Autoral. Pela primeira vez, o filho de João Nogueira assina todas as faixas do álbum. Ao longo de 14 números, ele apresenta parcerias com nomes da nova geração e dedica o trabalho a mestres do gênero, como Noel Rosa, Zeca Pagodinho, Cartola, Candeia, Monarco, Paulinho da Viola, Jorge Aragão e Nelson Cavaquinho, entre outros. Já Martinho da Vila, também saudado, escreve a elogiosa sinopse, onde define: “Este é o quinto disco de estúdio, mas, na essência, é o seu primeiro de puro samba. (...) Eu, cá na Vila, bato palmas e digo: vá em frente, menino!”.

“Me sinto acariciado com essas palavras porque sou muito fã do Martinho da Vila. Sempre que quero fazer um samba de partido-alto me espelho nele, porque ele é o nosso grande professor, presto muita atenção em tudo que ele faz”, devolve Nogueira. Já a idolatria por Dona Ivone Lara levou o cantor a uma parceria (que ainda traz Bruno Castro e Ciraninho) no samba “Império e Portela”, um dos mais inspirados do novo disco. “Se eu hoje canto é também por causa da Dona Ivone Lara. Ter a oportunidade de escrever uma canção com alguém que você respeita e admira é maravilhoso”, garante.

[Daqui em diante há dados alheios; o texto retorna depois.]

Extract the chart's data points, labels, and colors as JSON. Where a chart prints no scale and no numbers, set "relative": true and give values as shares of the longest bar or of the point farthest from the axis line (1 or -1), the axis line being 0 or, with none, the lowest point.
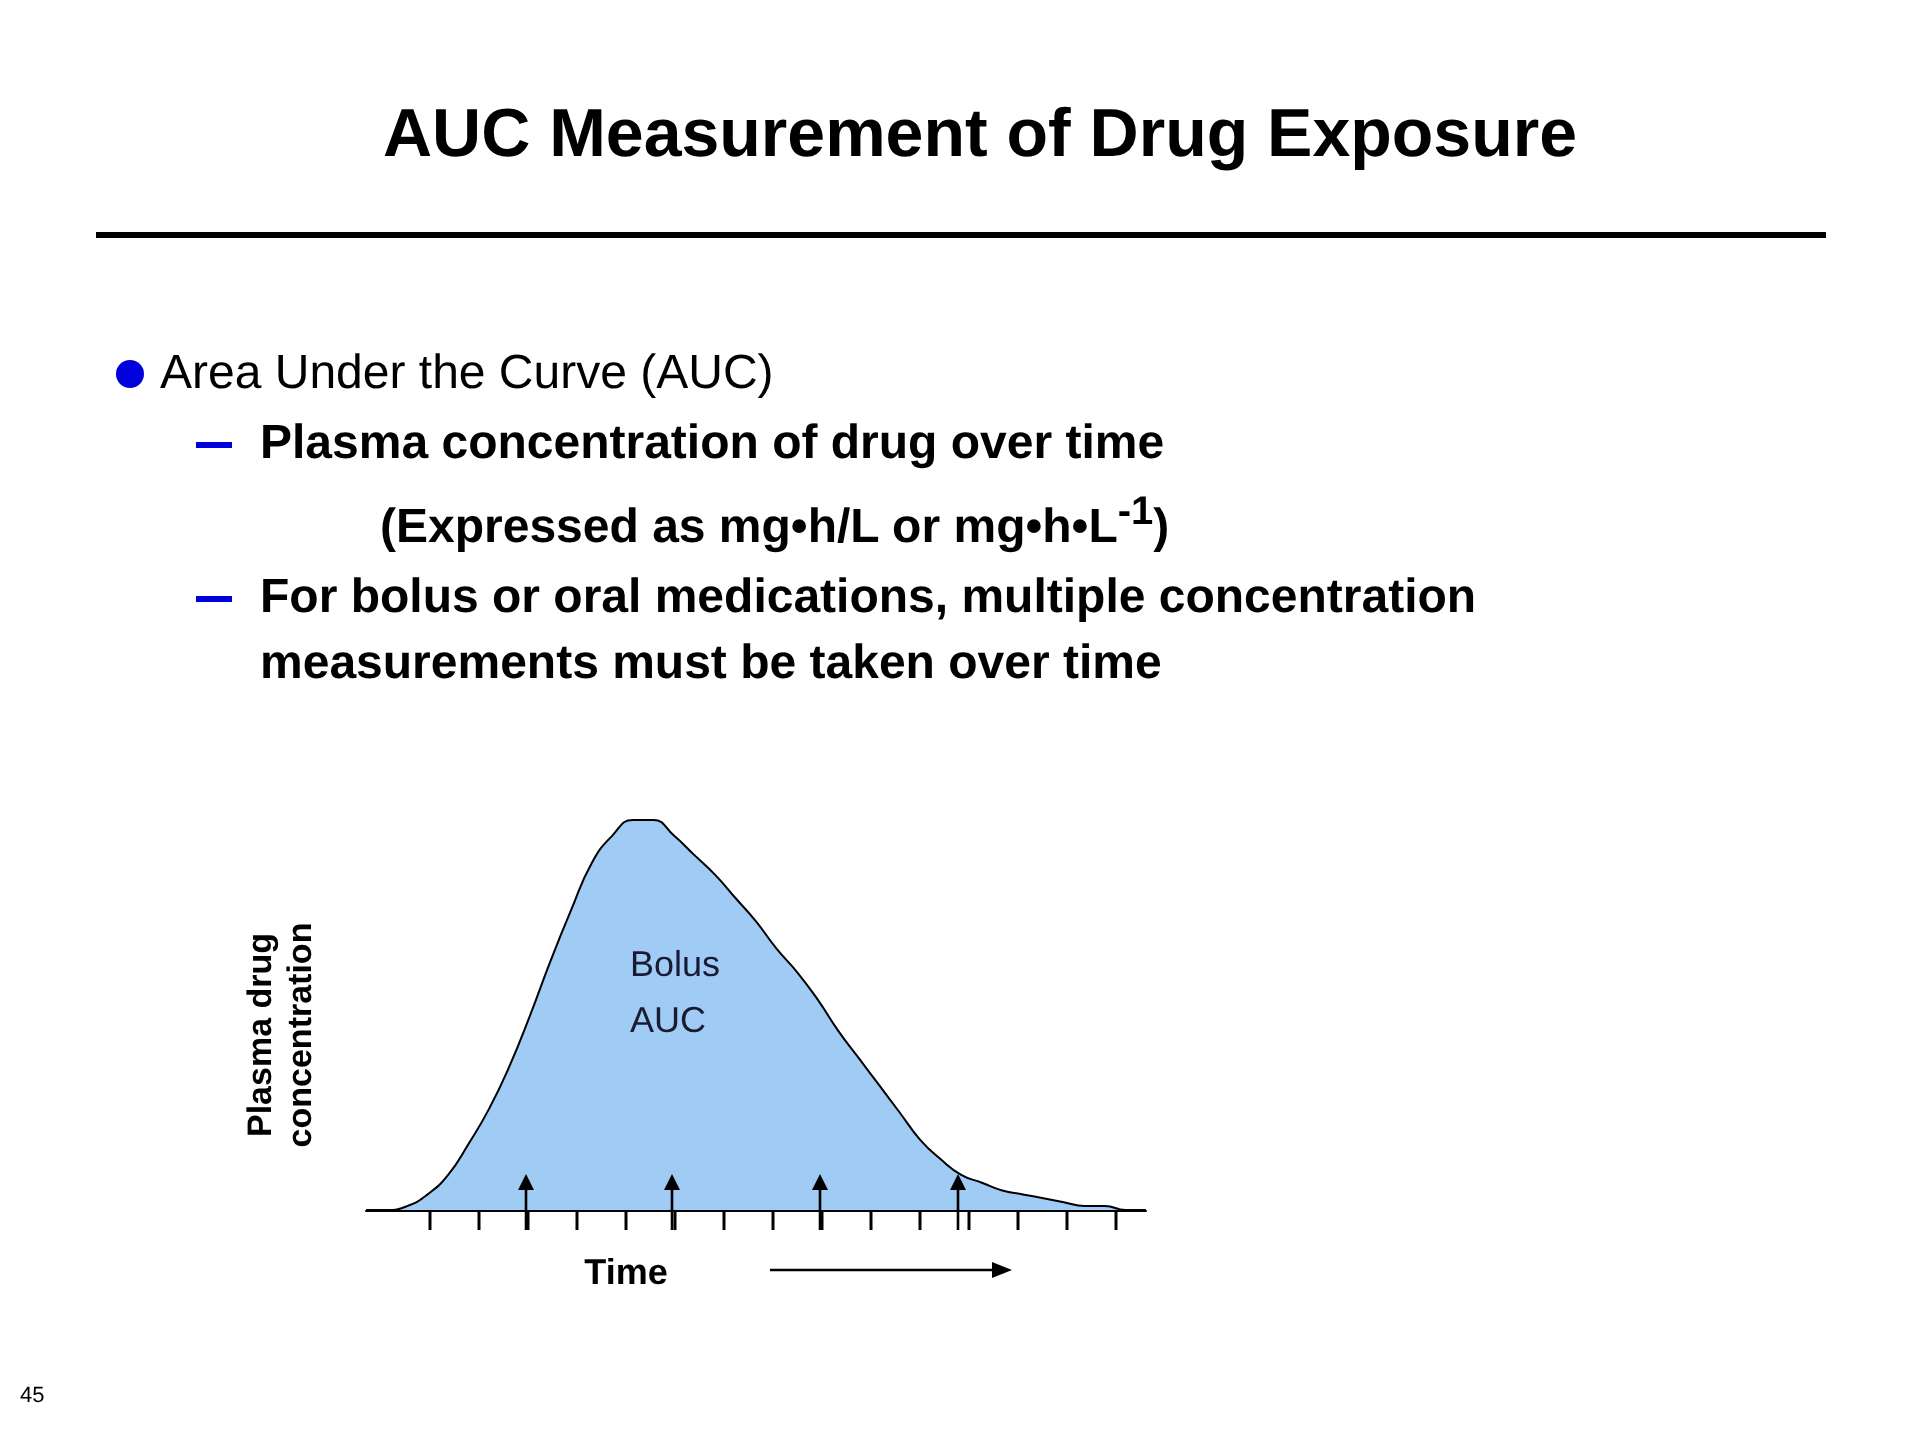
{
  "chart_data": {
    "type": "area",
    "title": "AUC Measurement of Drug Exposure",
    "relative": true,
    "color": "#9fcbf5",
    "xlabel": "Time",
    "ylabel": "Plasma drug concentration",
    "categories": [
      null,
      null,
      null,
      null,
      null,
      null,
      null,
      null,
      null,
      null,
      null,
      null,
      null,
      null,
      null,
      null,
      null,
      null,
      null,
      null,
      null,
      null,
      null,
      null,
      null,
      null,
      null,
      null,
      null,
      null,
      null,
      null,
      null,
      null,
      null,
      null,
      null,
      null,
      null
    ],
    "values": [
      0,
      0,
      0.01,
      0.04,
      0.09,
      0.17,
      0.26,
      0.37,
      0.5,
      0.64,
      0.77,
      0.89,
      0.96,
      1,
      1,
      0.96,
      0.91,
      0.86,
      0.8,
      0.74,
      0.67,
      0.61,
      0.54,
      0.46,
      0.39,
      0.32,
      0.25,
      0.18,
      0.13,
      0.09,
      0.07,
      0.05,
      0.04,
      0.03,
      0.02,
      0.01,
      0.01,
      0,
      0
    ],
    "annotations": [
      "Area Under the Curve (AUC)",
      "Plasma concentration of drug over time",
      "(Expressed as mg•h/L or mg•h•L$^{-1}$)",
      "For bolus or oral medications, multiple concentration measurements must be taken over time",
      "45",
      "Bolus AUC"
    ],
    "grid": false,
    "marker": "none"
  }
}
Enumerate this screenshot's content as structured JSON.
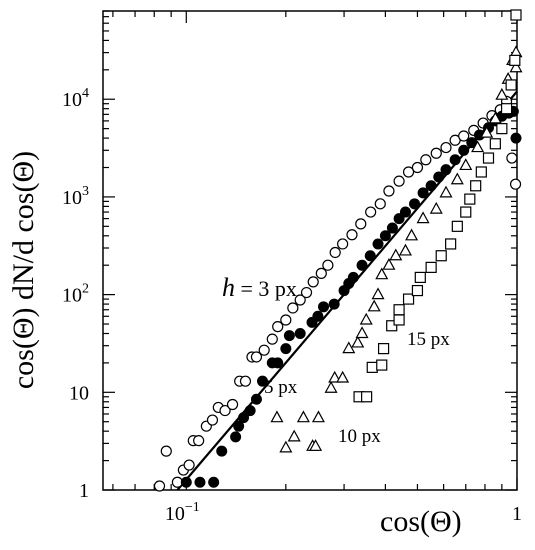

É na canção que une a escola de samba do coração de Nogueira (no caso, a Portela) à de Dona Ivone Lara (a Império Serrano) que uma das participações especiais acontece. “Eu tinha convidado o Wilson das Neves (1936-2017) para participar nessa música, mas, infelizmente, ele faleceu na época das gravações. Então eu chamei o Arlindinho, que, além de grande compositor, é um jovem que está despontando com muita força”, exalta.

O convidado é filho de Arlindo Cruz, que permanece internado desde que sofreu um acidente vascular cerebral em março do ano passado. Outro que comparece é um parceiro de longa data. Hamilton de Holanda toca bandolim na faixa de abertura. O músico já havia dividido com Nogueira o álbum “Bossa Negra” (2014), pelo qual ambos venceram o Grammy Latino na categoria melhor canção brasileira. “Hamilton é um cara com o qual já tenho amizade de muitos anos, é um grande irmão. Por toda a representatividade desse trabalho, ele não poderia ficar de fora”, assevera o entrevistado.

Para completar, a contagiante “Mercado Popular” ganha o toque da sanfona de Lucy Alves, que também divide os vocais com o anfitrião. “Essa música é uma homenagem às feiras do Brasil, e eu achei que seria bacana ter um sotaque nordestino, trazendo a levada gostosa do forró”, assinala. “Para isso nada melhor do que a beleza e o encanto da música da Lucy”, enaltece Nogueira, que sai em turnê com o disco em abril.